Originally published on Trevor Trove on July 18, 2016
Pokemon GO launched in Canada today. And then spent the next hour or so in server hell, as it has intermittently since launch. So this is your friendly reminder to not waste money on this game. If you want to spend money to buy the Pokecoins, that’s fine and good. I won’t stop you. But don’t waste those coins on items that will potentially be lost as a result of the game’s quite frankly unacceptably buggy state.
People keep pointing to the idea that “well if you look in settings, the game isn’t even to version 1 yet” (sitting at 0.29.2 as I type this) as if that’s an excuse. Sorry. It is not. If you’re going to charge people for a product, you should be held accountable for providing said product. “The game’s not finished” is not a valid excuse if Niantic, Nintendo, and the Pokemon Company are raking in millions of dollars daily on this product.
Of note, in the game’s “Terms of Service” agreement that everyone just glossed over on their race to get their first Bulbasaur, Squirtle, Charmander, or Pikachu, the game lays out, in no uncertain terms that they owe you nothing in the instances where their game crashes result in the lost of your items. Under the section titled “Purchases of Virtual Money and Virtual Goods:”
As set forth below, all Virtual Money, Virtual Goods, and other Content is provided “as is,” without any warranty. You agree that all sales by us to you of Virtual Money and Virtual Goods are final and that we will not permit exchanges or refunds for and unused Virtual Money or Virtual Goods once the transaction has been made.
So if you used that Virtual Money for Pokeballs that you lost trying to catch a Pokemon when the game froze up or you used an Incense or Lucky Egg you paid Virtual Money for and then lost 25 of your 30 minutes because the servers crashed, they don’t owe you anything. This is, of course, the work of their legal team covering their own ass. It would be incredibly poor work on the part of their Customer Service or Marketing Teams to actually stand firm on that so I imagine we will see the occasional “Thanks for playing our game while we work out the kinks” log-in rewards. They’ll try to appease players by awarding them 100 Pokecoins here and there (which would otherwise cost $0.99): not enough to cut into all of the money they can actually make on the product, but enough to whet someone’s appetite and whittle away at a person’s resistance to spending real cash on this free-to-play game.

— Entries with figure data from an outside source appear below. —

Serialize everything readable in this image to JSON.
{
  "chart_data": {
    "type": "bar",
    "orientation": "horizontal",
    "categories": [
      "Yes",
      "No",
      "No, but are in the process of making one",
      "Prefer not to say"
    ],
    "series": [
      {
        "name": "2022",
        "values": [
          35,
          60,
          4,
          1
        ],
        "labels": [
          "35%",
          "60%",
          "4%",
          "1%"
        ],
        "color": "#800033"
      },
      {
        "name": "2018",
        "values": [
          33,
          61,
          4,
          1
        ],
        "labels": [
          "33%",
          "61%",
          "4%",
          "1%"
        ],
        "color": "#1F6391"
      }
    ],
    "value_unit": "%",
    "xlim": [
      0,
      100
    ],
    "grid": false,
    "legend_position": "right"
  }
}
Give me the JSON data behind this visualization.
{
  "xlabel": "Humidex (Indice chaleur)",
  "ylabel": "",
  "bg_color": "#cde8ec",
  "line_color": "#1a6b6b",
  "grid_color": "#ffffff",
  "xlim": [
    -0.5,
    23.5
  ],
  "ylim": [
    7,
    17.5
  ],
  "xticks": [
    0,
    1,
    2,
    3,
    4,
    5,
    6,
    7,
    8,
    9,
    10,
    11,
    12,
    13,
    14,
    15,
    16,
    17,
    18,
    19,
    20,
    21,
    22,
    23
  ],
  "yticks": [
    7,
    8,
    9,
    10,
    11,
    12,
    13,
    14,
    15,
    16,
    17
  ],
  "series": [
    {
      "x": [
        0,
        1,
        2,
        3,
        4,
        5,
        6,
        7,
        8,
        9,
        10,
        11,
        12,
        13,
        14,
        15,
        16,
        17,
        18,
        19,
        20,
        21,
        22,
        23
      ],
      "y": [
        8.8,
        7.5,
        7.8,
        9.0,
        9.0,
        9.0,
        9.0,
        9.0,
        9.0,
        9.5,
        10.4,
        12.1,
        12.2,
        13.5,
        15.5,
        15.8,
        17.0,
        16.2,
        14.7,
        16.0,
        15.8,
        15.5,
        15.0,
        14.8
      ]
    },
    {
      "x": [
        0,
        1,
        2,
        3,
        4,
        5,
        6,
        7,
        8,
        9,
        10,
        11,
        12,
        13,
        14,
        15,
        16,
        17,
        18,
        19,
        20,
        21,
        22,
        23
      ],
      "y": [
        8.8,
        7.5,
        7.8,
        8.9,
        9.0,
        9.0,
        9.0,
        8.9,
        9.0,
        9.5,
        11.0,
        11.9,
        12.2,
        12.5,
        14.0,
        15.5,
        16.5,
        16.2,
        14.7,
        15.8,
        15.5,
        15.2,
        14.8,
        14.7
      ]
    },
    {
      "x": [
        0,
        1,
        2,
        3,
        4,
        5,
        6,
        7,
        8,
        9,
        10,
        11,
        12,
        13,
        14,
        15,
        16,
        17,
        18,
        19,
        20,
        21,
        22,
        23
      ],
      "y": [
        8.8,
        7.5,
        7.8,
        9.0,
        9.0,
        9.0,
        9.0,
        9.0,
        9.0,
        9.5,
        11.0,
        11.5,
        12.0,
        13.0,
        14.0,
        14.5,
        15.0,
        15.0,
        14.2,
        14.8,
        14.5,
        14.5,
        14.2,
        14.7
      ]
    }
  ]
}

And that’s what it’s really all about. Using the same tactics as drug-dealers. Giving the player a “taste” and banking on the player then needing to feed that addiction. If it ain’t broke, don’t fix it. Especially when you’ve already spent 20 years indoctrinating the world with the “Gotta catch ’em all!” tagline.

Also as a side note for anyone planning on trying to make a living trading Pokemon for cash when the game eventually introduces trading, that’s against the Terms of Service, as well. Under “Trading:”
The App permits Account holders to capture and trade virtual items, including but not limited to Pokemon characters or creatures (“Trading Items”) during gameplay…Trading Items may be traded with other Account holders for other Trading Items, but Trading Items can never be sold, transferred, or exchanged for Virtual Money, Virtual Goods, “real goods, “real money, or “real services, or any other compensation of consideration from us or anyone else.